Emsal Mahkeme Kararı İstanbul 8. Asliye Ticaret Mahkemesi 2017/706 E. 2018/1154 K. 04.12.2018 T.

Görüntülediğiniz mahkeme kararı kesinleşmiş bir karardır.

T.C.
İSTANBUL
8. ASLİYE TİCARET MAHKEMESİ
ESAS NO : 2017/692 Esas
KARAR NO : 2018/950
DAVA : İtirazın İptali (Hizmet Sözleşmesinden Kaynaklanan)
DAVA TARİHİ: 03/08/2017
KARAR TARİHİ: 15/10/2018
Davacı tarafından davalı aleyhine açılan İtirazın İptali davasının mahkememizde yapılan açık yargılaması sonunda dosya incelendi.
D A V A /
Davacı vekili dava dilekçesinde özetle; müvekkilinin davalı tarafa İstanbul’da bulunduğu sürelerde ikamet etmesi için bir daire satın aldığını bu hizmetlere karşılık 06/07/2015 tarihli komisyon faturası düzenlediği, bu hizmet bedelinin borçlu şirket tarafından ödenmemesi üzerine İstanbul… İcra Müdürlüğünün …E sayılı dosya ile icra takibi başlattığını, davalı borçlu taraf 05/01/2017 tarihinde borçlu olmadığı gerekçesiyle borca itiraz etmiş olduğu bu itirazın İKK anlamında kötü niyetli olduğunu belirterek, davalının kötü niyetli olan itirazının iptali ile takibin devamına karar verilmesini ve davalı taraf için %20 den az olmamak kaydı ile icra inkar tazminatına hükmedilmesine karar verilmesini talep ve dava etmiştir.
S A V U N M A /
Davalı vekili cevap dilekçesinde özetle;dava dilekçesinin çalışanları olmayan bir kişiye tebliğ edildiğini kendilerine tebliğ edilmediğini davayı tesadüfen 27/10/2017 tarihinde öğrendiklerini, icra takibine yapılan itirazlarının haklı olduğunu bu nedenle ikame edilen itirazın iptali davasının reddi gerektiğini, dava konusu alacak itilaflı ve belirli olmadığını yargılama gerektirir olduğunu, gerekli olan tutar ve koşullar dava dilekçesinde açıklanmadığından icra inkar tazminatı talebinin reddi gerektiğini, sonuç olarak açılan davanın kötüniyetli olduğunu ve davacı aleyhine %20 den az olmamak üzere kötü niyet tazminatına hükmedilmesini yargılama giderleri ve vekalet ücretinin davacı tarafa bırakılmasına karar verilmesini cevaben talep etmektedir.
G E R E K Ç E /
Mahkememizce görevlendirilen bilirkişi raporunda özetle;taraflar arasında Cari Hesap ya da Akti ilişkiyi gösteriri hizmet sözleşmesi mevcut olmadığı buna ilişkin dosyaya sunulan bir sözleşme olmadığı görülmüştür, davacı şirketin davalı şirkete 2015 yılında 1 adet toplamı 34,025,12 TL tutarında hizmet komisyon faturası tanzim etmiş olmasından ve her iki tarafın tacir olması sebebi ile hukuki ilişkinin ticari olduğu anlaşılmıştır.

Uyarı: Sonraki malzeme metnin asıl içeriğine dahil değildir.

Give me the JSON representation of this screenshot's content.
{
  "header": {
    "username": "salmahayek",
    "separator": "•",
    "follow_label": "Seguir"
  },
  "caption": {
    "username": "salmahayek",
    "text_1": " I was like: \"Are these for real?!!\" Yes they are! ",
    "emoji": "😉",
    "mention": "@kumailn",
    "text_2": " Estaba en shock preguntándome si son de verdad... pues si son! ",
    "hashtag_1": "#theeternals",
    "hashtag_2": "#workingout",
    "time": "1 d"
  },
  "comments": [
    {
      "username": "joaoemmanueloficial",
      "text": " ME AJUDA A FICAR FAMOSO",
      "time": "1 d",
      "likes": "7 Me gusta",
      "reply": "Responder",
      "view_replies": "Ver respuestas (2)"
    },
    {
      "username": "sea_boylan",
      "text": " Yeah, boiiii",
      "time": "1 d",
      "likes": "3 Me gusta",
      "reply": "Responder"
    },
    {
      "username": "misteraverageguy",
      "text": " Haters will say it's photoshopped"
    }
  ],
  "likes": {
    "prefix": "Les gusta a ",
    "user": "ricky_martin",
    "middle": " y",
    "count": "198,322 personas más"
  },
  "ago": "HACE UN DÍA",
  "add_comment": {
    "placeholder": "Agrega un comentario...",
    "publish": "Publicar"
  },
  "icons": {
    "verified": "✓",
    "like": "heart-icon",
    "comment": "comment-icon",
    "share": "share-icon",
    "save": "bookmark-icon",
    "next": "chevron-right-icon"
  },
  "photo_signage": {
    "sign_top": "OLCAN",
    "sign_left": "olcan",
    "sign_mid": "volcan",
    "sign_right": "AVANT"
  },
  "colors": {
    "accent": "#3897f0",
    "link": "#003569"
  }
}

Davalı borçlunun faturaların bakiyesinde belirtilen borca gerekçesiyle birlikte icra takibi öncesi itiraz edilmediği dosya kapsamından anlaşıldığı, davacı taraf uyuşmazlığın doğduğu yıl defter belgelerini ibraz etmiş olup defter ve belge kayırlarının dayanağı belge ve tutarların T.T.K V.U.K ve muhsabe uygulaması genel tebliğine ve usülüne uygun olarak kayıtlara geçtiği, belgelerle uyumlu olduğu inceleme neticesinde tespit edilmiş olduğu, Tİcari defter açılış kapanış tasdiklerini süresinde yaptığı, bu tasdik işlemleri ile ilgili tespitlere ilişkin defter çıktı kopyaları alınıp rapor ekinde sunulduğu, davalı taraf dava dosyasına sunmuş olduğu delil listesinde kendi ticari defter kayıtlarını delil olarak göstermiş olmakla birlikte ticari defterlerini bilirkişi inceleme günü hazır edilmediğinden taktir ve değerlendirmenin mahkememiz kanaatine olduğu sonuç ve kanaatine varmıştır.
Uyuşmazlık dava konu edilen faturaya dayalı alacağın var olup olmadığı noktasında toplanmıştır.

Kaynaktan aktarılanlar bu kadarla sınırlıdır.